WWW2026

Generalizable Graph-level Anomaly Detection via Prompted Anomaly Expansion and Normality Extraction

Ge Zhang, Jiapei Chen, Guohao Sun, Xiu Fang, Zhenyu Yang, Xixun Lin, Liang Yang

Abstract

Anomalous graphs, representing rare but critical deviations from normal graphs, frequently arise in high-stakes domains such as malicious website detection. Detecting them is highly challenging due to two key issues: (i) labeled anomalous graphs are extremely limited and fail to capture the diversity of real-world abnormality, restricting detection models from generalizing to unseen anomalies encountered in the open world, and (ii) normal graphs often contain spurious or atypical substructures that do not indicate anomalies but may induce models to misclassify normal variations as anomalies. To tackle these challenges, we propose G-GLAD, a generalizable graph-level anomaly detection framework. G-GLAD introduces two key innovations: (1) prompt-based anomaly space expansion, which injects learnable prompts into the graph representation process of known anomalies to simulate diverse unseen anomalous variants.
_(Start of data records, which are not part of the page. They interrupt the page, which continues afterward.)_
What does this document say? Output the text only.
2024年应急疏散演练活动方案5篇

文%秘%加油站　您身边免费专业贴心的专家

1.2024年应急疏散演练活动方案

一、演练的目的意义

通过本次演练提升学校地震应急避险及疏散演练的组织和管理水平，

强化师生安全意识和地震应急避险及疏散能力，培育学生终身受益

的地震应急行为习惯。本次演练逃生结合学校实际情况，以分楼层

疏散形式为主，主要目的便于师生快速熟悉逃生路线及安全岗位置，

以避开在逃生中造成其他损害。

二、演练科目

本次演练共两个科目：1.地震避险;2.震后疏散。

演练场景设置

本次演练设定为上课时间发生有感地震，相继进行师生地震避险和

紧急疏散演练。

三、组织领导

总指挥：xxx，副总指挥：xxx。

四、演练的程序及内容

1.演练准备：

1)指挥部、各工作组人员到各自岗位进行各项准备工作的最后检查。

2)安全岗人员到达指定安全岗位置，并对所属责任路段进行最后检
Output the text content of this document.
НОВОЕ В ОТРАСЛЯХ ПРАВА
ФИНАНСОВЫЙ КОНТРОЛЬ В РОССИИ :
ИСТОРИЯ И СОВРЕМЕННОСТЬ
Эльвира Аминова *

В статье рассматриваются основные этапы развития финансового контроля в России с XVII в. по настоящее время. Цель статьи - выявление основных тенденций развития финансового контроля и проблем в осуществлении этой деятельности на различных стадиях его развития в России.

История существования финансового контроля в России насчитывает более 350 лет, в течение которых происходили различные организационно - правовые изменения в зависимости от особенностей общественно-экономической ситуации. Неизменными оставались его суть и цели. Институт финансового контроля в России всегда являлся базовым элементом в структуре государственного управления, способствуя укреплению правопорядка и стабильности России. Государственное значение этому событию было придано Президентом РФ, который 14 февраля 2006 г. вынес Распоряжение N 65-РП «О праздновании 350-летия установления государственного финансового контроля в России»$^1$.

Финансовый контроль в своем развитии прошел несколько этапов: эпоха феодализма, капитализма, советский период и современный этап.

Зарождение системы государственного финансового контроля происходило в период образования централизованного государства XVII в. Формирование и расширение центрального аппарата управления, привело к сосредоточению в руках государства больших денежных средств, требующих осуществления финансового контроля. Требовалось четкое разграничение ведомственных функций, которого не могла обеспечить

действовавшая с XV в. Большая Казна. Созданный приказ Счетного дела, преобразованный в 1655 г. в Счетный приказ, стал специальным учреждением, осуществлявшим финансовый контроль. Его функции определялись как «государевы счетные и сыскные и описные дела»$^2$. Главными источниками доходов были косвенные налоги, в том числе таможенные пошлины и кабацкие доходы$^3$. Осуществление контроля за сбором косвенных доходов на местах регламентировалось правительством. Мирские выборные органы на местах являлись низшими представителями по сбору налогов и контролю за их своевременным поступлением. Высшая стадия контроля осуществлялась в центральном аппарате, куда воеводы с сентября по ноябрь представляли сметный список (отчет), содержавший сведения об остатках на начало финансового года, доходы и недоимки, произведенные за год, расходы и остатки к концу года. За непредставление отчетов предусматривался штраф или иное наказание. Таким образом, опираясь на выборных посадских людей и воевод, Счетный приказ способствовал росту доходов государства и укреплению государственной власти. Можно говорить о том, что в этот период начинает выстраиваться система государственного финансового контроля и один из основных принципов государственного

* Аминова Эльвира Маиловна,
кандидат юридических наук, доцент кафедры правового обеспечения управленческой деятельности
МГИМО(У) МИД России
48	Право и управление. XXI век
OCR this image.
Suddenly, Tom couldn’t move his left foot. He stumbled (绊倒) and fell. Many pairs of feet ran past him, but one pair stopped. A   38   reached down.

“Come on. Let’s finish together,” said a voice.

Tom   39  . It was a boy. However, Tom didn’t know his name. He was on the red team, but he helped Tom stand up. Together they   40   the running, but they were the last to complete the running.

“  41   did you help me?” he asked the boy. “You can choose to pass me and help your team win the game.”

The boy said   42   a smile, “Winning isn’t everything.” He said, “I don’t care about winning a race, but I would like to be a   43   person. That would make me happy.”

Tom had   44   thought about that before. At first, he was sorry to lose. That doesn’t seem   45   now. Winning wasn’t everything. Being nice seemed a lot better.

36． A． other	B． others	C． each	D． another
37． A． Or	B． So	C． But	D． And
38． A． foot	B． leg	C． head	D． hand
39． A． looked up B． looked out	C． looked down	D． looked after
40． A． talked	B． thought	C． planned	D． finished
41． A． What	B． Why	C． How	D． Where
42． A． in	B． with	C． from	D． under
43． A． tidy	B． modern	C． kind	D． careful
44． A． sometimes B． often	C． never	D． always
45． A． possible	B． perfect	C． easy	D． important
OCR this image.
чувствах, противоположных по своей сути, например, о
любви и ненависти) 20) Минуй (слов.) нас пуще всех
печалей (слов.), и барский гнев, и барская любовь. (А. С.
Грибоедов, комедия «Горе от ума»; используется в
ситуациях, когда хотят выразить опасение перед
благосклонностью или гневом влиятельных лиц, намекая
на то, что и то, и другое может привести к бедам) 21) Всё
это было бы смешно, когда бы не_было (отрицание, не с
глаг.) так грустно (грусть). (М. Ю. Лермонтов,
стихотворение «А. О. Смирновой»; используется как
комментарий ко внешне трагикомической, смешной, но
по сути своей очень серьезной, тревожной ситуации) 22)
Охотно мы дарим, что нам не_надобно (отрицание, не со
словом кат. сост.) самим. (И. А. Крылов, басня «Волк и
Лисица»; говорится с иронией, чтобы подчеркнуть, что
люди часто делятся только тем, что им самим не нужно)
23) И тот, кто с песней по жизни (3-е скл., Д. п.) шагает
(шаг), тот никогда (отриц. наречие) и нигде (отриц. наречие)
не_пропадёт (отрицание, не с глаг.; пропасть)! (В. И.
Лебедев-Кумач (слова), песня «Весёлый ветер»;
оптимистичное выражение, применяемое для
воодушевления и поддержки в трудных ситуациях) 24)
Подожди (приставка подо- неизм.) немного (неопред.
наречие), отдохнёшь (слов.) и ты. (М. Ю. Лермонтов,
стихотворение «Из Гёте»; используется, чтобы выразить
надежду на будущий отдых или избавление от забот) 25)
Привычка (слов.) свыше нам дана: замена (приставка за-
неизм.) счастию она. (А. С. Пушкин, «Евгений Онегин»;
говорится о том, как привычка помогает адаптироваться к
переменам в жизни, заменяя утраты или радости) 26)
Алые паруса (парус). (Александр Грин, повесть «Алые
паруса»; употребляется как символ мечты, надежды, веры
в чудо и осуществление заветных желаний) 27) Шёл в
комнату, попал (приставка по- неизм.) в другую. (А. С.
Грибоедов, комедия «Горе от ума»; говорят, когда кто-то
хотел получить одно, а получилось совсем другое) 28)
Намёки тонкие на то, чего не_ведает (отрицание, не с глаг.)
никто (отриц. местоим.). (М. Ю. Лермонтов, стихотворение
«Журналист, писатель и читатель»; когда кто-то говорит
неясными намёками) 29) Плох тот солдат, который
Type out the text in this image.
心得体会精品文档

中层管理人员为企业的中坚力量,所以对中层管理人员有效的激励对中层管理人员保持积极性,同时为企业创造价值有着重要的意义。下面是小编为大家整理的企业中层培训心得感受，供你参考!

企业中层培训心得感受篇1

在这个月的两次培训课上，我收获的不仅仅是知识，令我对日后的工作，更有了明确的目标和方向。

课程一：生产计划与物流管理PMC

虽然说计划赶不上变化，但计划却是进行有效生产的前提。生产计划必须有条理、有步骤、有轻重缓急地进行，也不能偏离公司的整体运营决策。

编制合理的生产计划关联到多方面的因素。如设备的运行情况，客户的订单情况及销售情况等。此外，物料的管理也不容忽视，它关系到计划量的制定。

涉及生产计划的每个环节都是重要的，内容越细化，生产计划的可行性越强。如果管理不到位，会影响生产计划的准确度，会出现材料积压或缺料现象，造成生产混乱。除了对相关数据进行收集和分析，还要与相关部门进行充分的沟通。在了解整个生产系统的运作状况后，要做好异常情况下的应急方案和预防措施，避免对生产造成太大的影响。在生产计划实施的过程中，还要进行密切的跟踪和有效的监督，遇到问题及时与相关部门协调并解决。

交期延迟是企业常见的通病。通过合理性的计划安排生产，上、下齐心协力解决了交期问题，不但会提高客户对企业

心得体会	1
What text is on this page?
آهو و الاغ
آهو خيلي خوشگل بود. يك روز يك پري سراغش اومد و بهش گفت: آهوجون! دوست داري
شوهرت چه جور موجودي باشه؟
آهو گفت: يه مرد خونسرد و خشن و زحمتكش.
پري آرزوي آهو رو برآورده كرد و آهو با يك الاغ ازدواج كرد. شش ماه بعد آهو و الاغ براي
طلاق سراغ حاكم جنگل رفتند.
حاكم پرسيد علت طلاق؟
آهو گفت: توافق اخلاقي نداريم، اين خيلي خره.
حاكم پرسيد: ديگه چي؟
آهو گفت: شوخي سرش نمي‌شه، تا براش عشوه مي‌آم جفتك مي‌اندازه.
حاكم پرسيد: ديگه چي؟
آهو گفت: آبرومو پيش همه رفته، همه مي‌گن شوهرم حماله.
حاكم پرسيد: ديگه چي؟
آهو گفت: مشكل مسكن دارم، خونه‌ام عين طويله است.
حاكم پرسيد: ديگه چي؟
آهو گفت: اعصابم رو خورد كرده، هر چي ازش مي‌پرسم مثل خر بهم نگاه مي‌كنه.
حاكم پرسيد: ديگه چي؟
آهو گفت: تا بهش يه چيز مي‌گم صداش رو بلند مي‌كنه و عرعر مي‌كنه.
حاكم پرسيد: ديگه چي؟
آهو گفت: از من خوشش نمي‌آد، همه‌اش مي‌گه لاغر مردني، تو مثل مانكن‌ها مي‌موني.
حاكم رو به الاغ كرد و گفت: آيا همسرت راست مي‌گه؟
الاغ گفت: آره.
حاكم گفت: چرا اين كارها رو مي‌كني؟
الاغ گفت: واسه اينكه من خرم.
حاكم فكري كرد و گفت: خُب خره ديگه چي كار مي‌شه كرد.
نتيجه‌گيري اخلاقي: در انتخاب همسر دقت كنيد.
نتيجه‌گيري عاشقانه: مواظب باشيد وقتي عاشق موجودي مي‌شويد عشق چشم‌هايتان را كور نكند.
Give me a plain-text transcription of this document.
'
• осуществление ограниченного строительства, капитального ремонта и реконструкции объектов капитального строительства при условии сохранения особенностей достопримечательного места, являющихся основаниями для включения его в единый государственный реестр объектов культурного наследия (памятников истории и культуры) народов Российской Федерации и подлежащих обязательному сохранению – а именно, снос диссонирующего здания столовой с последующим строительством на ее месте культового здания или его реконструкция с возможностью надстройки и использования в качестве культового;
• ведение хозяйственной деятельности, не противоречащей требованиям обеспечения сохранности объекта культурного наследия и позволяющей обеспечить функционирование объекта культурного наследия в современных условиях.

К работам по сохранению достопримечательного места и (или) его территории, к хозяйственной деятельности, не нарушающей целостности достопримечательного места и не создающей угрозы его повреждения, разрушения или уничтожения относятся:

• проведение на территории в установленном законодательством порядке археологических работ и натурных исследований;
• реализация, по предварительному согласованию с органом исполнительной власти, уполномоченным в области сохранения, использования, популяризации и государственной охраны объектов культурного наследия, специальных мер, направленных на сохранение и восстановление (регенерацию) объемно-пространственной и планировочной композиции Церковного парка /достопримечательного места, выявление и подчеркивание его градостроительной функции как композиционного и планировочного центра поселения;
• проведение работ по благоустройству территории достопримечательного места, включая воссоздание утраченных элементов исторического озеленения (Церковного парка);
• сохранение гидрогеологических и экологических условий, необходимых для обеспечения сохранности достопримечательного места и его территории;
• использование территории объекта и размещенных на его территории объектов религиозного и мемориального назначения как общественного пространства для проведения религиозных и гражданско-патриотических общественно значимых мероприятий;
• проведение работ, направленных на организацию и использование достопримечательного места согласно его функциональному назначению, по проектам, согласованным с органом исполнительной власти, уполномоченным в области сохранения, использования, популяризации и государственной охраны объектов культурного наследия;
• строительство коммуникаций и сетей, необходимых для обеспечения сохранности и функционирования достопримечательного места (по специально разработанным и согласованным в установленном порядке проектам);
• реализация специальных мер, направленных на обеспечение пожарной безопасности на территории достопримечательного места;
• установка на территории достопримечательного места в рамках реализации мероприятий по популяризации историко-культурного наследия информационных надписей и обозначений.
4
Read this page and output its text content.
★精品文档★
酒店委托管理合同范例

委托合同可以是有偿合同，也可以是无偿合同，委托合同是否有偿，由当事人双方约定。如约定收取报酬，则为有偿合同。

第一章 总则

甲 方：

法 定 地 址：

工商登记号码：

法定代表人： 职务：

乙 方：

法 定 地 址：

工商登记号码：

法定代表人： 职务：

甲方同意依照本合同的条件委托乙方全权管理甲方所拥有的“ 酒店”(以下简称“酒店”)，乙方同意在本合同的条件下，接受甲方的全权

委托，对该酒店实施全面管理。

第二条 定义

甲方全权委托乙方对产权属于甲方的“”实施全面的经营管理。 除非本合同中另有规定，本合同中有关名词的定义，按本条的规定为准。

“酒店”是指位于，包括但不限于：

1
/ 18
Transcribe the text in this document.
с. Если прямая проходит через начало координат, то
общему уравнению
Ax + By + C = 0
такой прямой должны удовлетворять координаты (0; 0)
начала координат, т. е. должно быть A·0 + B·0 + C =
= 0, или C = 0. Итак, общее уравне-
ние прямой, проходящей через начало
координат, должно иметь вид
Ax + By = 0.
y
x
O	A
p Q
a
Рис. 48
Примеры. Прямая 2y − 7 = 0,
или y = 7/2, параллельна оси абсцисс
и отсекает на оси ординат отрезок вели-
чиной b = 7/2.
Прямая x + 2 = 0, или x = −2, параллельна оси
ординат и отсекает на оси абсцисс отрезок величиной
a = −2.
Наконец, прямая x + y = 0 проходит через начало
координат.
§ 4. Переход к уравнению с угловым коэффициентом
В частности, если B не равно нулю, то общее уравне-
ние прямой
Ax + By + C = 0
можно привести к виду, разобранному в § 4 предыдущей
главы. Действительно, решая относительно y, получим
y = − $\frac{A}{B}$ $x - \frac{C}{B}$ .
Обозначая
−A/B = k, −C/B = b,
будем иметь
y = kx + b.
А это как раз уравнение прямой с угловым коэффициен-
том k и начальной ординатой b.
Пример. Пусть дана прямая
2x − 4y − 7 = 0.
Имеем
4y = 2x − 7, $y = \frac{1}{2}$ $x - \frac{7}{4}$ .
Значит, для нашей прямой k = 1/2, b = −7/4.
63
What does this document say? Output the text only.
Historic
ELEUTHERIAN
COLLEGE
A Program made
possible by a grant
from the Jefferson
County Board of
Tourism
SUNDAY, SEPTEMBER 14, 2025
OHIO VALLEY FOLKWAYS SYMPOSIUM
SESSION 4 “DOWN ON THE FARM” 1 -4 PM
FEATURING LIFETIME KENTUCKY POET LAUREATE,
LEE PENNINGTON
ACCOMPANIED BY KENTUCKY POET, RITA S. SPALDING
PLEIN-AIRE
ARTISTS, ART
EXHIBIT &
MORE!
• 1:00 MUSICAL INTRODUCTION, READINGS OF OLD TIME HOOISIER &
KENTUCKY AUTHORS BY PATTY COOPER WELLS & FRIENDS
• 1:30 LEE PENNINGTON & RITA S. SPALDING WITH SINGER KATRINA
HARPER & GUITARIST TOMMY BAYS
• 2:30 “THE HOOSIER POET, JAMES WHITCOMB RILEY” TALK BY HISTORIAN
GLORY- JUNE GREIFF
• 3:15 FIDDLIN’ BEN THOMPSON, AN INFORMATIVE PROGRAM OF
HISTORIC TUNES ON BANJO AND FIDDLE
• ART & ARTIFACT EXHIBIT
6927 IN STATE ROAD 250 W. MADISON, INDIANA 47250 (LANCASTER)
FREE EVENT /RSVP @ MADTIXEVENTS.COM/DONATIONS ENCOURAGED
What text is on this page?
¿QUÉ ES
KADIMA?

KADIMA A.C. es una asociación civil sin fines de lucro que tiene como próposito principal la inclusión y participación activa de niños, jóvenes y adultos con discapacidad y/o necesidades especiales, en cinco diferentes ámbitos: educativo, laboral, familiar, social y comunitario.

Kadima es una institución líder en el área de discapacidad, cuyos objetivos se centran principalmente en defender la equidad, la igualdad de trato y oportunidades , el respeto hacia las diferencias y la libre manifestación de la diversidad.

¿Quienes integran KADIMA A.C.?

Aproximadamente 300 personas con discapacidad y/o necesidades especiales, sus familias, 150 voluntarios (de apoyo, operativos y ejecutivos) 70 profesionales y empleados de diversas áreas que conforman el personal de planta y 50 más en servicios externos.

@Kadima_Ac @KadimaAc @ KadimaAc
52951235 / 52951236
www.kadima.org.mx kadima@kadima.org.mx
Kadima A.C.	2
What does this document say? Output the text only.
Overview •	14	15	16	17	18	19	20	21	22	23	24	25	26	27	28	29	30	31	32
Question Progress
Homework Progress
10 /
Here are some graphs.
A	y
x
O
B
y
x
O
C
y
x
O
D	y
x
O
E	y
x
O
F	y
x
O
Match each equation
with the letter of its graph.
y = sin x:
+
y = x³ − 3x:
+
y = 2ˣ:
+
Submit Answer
This allows the model to learn a richer and more generalizable anomaly space; and (2) subgraph-based normality extraction, guided by the Information Bottleneck Principle, which isolates essential substructures for normality prediction while filtering out spurious motifs, improving robustness against structural noise. We conduct extensive experiments on ten real-world graph datasets under different empirical settings. The results demonstrate that G-GLAD achieves superior performance and generalizability in identifying anomalous graphs.